During the test, the patient will be asked to walk on a treadmill or to ride a stationary bike. Every 2–3 minutes, the doctor or technician will increase the speed and slope of the treadmill or stationary bike, which will make the patient feel as though they are walking or pedalling uphill. The doctor or technician will look for changes in the ECG patterns and blood pressure levels, which will indicate that the patient’s heart is not getting enough oxygen. Other signs of coronary artery disease include chest pain or unusual shortness of breath while the patient is exercising.
It is vitally important that the patient tells the doctor or technician of any symptoms that occur during this exercise. The doctor or technician will then decide whether to stop or continue with the test.
At the end of the test, the doctor will give the patient a cool-down period where he or she might be asked to continue cycling less strenuously, lie down or sit quietly (all under full monitoring), depending on the hospital’s preference. After the test is over, the patient can eat, drink, and return to his or her normal activities.


An exercise stress test is recommended for children with congenital heart disease, in the following cases:

  • to assess exercise capacity as a global marker for heart failure,
  • to assess deterioration of valvular function during exercise in case of stenosis or regurge,
  • to find exercise-induced arrhythmias,
  • to assess progression or improvement of atrioventricular heart block,
  • to assess peak heart rate in patients with congenital atrioventricular heart block, in patients with ß-blocker treatment, sinus node dysfunction, or in patients with ICD,
  • to check pacer function during exercise and correct pacer programming,
  • to assess blood pressure reaction on exercise especially in patients with coarctation,
  • to find coronary stenosis after coronary surgery (Ross operation, arterial switch operation, aortic root surgery) or after Kawasaki disease,
  • to find atherosclerotic coronary artery disease (extremely rare in children, adolescents, or young adults),
  • to evaluate unclear exercise-inducible symptoms, and
  • to exclude pulmonary disease in patients with unspecific symptoms.

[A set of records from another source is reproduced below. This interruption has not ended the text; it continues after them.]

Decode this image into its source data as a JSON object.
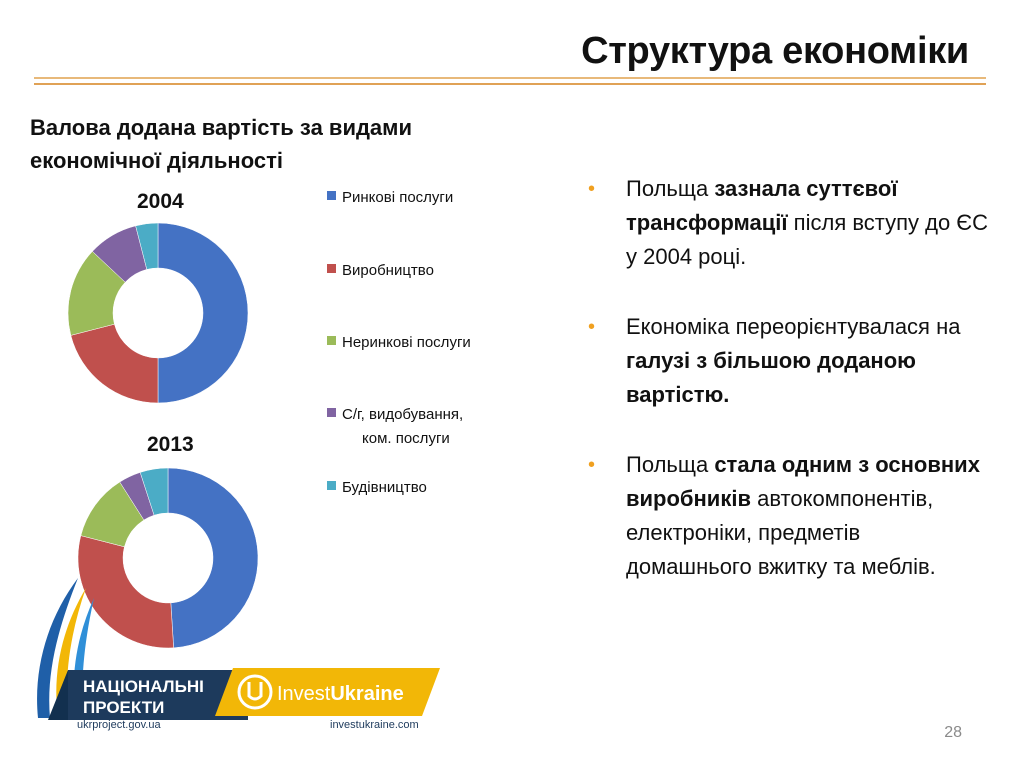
{
  "slide": {
    "title": "Структура економіки",
    "subtitle_line1": "Валова додана вартість за видами",
    "subtitle_line2": "економічної діяльності",
    "page_number": "28"
  },
  "chart_data": [
    {
      "type": "pie",
      "title": "2004",
      "donut": true,
      "categories": [
        "Ринкові послуги",
        "Виробництво",
        "Неринкові послуги",
        "С/г, видобування, ком. послуги",
        "Будівництво"
      ],
      "values": [
        50,
        21,
        16,
        9,
        4
      ],
      "colors": [
        "#4472c4",
        "#c0504d",
        "#9bbb59",
        "#8064a2",
        "#4bacc6"
      ]
    },
    {
      "type": "pie",
      "title": "2013",
      "donut": true,
      "categories": [
        "Ринкові послуги",
        "Виробництво",
        "Неринкові послуги",
        "С/г, видобування, ком. послуги",
        "Будівництво"
      ],
      "values": [
        49,
        30,
        12,
        4,
        5
      ],
      "colors": [
        "#4472c4",
        "#c0504d",
        "#9bbb59",
        "#8064a2",
        "#4bacc6"
      ]
    }
  ],
  "legend": [
    {
      "line1": "Ринкові послуги",
      "line2": "",
      "color": "#4472c4"
    },
    {
      "line1": "Виробництво",
      "line2": "",
      "color": "#c0504d"
    },
    {
      "line1": "Неринкові послуги",
      "line2": "",
      "color": "#9bbb59"
    },
    {
      "line1": "С/г, видобування,",
      "line2": "ком. послуги",
      "color": "#8064a2"
    },
    {
      "line1": "Будівництво",
      "line2": "",
      "color": "#4bacc6"
    }
  ],
  "bullets": [
    {
      "parts": [
        {
          "text": "Польща ",
          "bold": false
        },
        {
          "text": "зазнала суттєвої трансформації",
          "bold": true
        },
        {
          "text": " після вступу до ЄС у 2004 році.",
          "bold": false
        }
      ]
    },
    {
      "parts": [
        {
          "text": "Економіка переорієнтувалася на ",
          "bold": false
        },
        {
          "text": "галузі з більшою доданою вартістю.",
          "bold": true
        }
      ]
    },
    {
      "parts": [
        {
          "text": "Польща ",
          "bold": false
        },
        {
          "text": "стала одним з основних виробників",
          "bold": true
        },
        {
          "text": " автокомпонентів, електроніки, предметів домашнього вжитку та меблів.",
          "bold": false
        }
      ]
    }
  ],
  "logos": {
    "np_line1": "НАЦІОНАЛЬНІ",
    "np_line2": "ПРОЕКТИ",
    "np_url": "ukrproject.gov.ua",
    "iu_word1": "Invest",
    "iu_word2": "Ukraine",
    "iu_url": "investukraine.com"
  },
  "colors": {
    "accent": "#f0a020",
    "rule": "#e0a256",
    "navy": "#1d3a5c"
  }
}
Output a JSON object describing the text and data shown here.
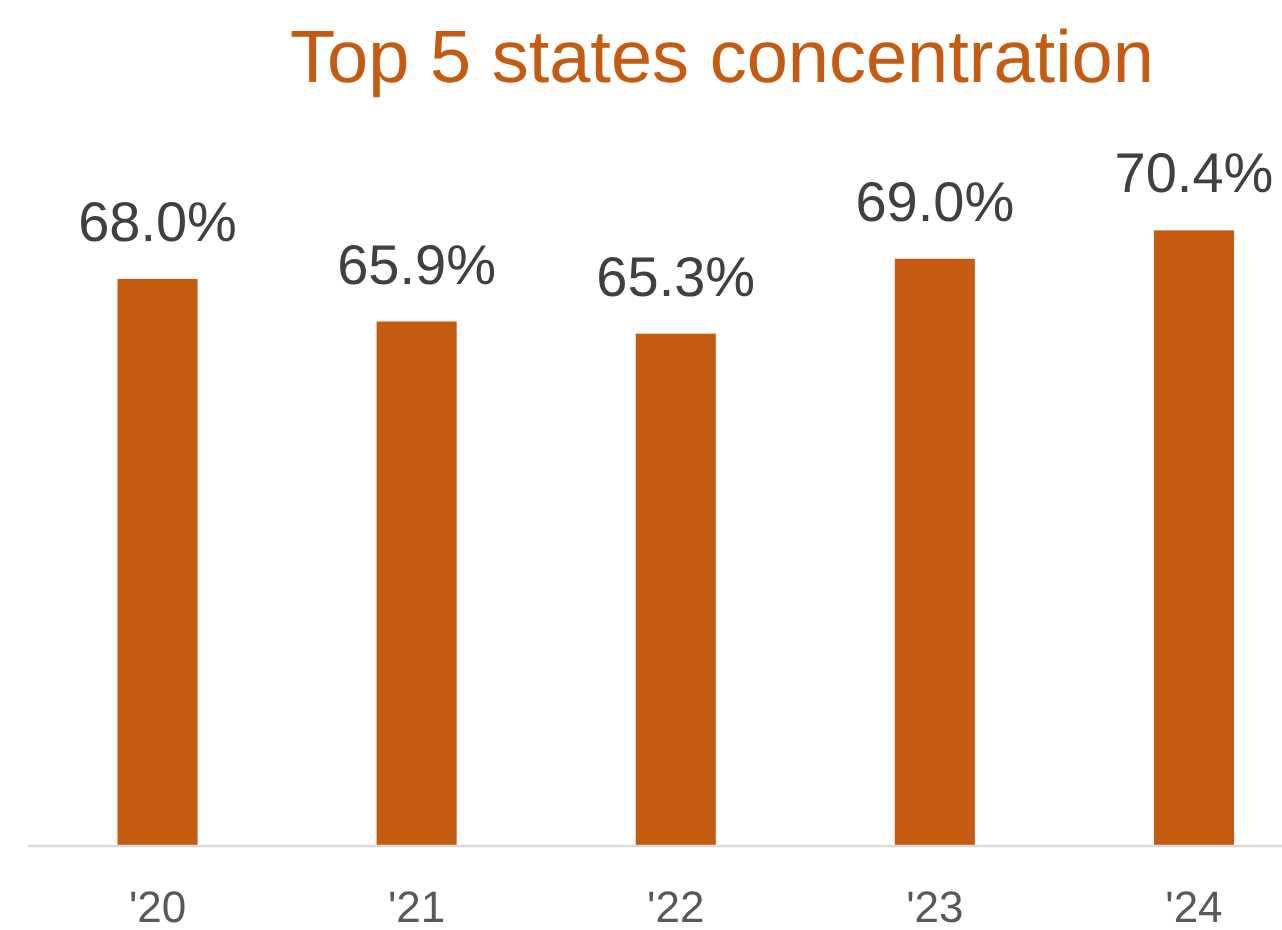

Value and limitations of the test

The exercise stress test is a safe procedure, presenting only one case of death for every 10 000 tests (data obtained in laboratories with older patients after myocardial infarction) and complications are extremely rare. There are, however, some limitations. The test can not be performed if the patient has had a heart attack recently (less than 3 days prior), or has an unstable angina that is not medically stabilised, or has uncontrolled cardiac arrhythmia which causes haemodynamic deterioration. Furthermore, the test cannot be performed if the patient has severe symptomatic aortic stenosis, unstabilised heart failure, pulmonary embolism, acute pericarditis or myocarditis, aortic dissection, or physical, mental or psychological inability to undergo the test. The test is only of very limited value, if the patient is not willing to really exert himself.  

However, if the patient is motivated and able to get close to his cardiac exercise limit, exercise testing is an excellent procedure for diagnosis, for assessing cardiac function and for predicting the risk of cardiac events. Also, for managing therapy and giving patients advice on how much sport and physical activity they can safely enjoy.